Lacking a means to enforce whatever commercial agreements its agents managed to negotiate, the United States under the Articles of Confederation suffered from a lack of diplomatic respect and a paucity of commercial access. Britain, through its long-established trading companies, had monopolized the North American fur trade, while restriction on shipping to and from its colonies had atrophied American shipbuilding. France and Spain were likewise guilty of disregarding American priorities in pursuit of their own mercantilist commercial objectives. “Although we permit all nations to fill our country with their merchandise,” Jay accordingly observed,

Yet their best markets are shut against us. Is there an English, or a French, or a Spanish island or port in the West-Indies, to which an American vessel can carry a cargo of flour for sale? Not one.

Such treatment, by larger nations against a smaller one, was unjust, and far from what Americans deserved in the aftermath of their hard-fought struggle for independence.

            Jay was, for the most part, correct in his assessment of the weakness of the Articles of Confederation. Whatever the reason – ignorance of what was required, or a purposeful denial of powers deemed dangerous – Congress under its aegis lacked the ability to carry out the foreign policy objectives that comprised the majority of its remit. The American economy had suffered as a result, and would doubtless have continued suffering unless the United States adopted a far more centralized and authoritative foreign policy regime. When one also considers the global conflicts that were soon to erupt – the French Revolutionary Wars (1792-1803) and the Napoleonic Wars (1803-1815) – this would seem doubly the case. French and British commercial policies during this extended series of conflicts – including boycotts, blockades, and the seizure of suspicious shipping – would prove particularly troubling for the burgeoning United States, and it is hard to imagine the nation as it existed under the Articles fielding anything like an effective response.
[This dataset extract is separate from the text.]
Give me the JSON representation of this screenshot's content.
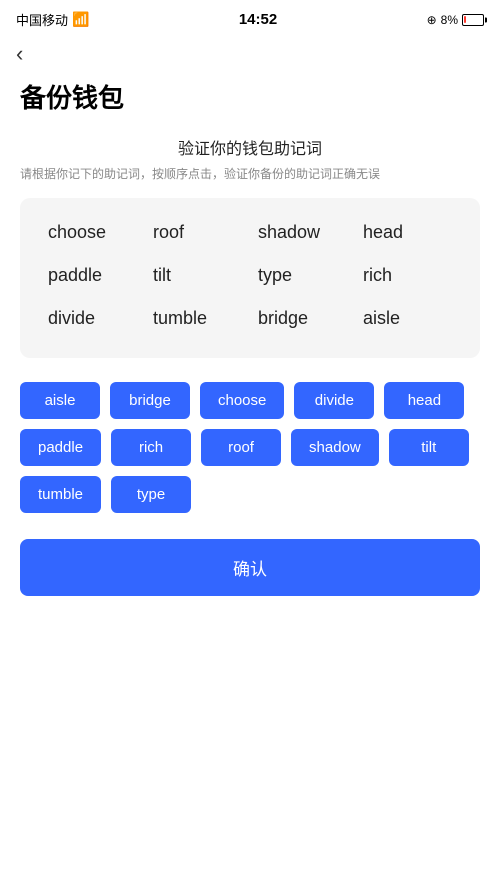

            That being said, Jay’s characterization of the misleading ease with which the national government functioned during the Revolutionary War is perhaps a little misleading itself. While it is true that Congress was able to provide the necessary cohesion and administrative oversight to see the American states through their struggle with Britain, in spite of setbacks, food shortages, and periods of low morale, Americans were not always prepared to happily obey every request that was made of them. As discussed in previous entries to this series, the relationship between Congress and the state governments during the war was often combative. Indeed, it was thanks in large part to the strong leadership of Continental Army Commander-in-Chief George Washington and the administrative acumen of his aide-de-camp Alexander Hamilton that supplies, munitions, and men were consistently provided. Thus, while granting to Jay that disagreements between the national government and the state government notably increased in the 1780s once the British threat had been dealt with, it nonetheless bears noting that Congress under the Articles was never quite as loved as he portrayed.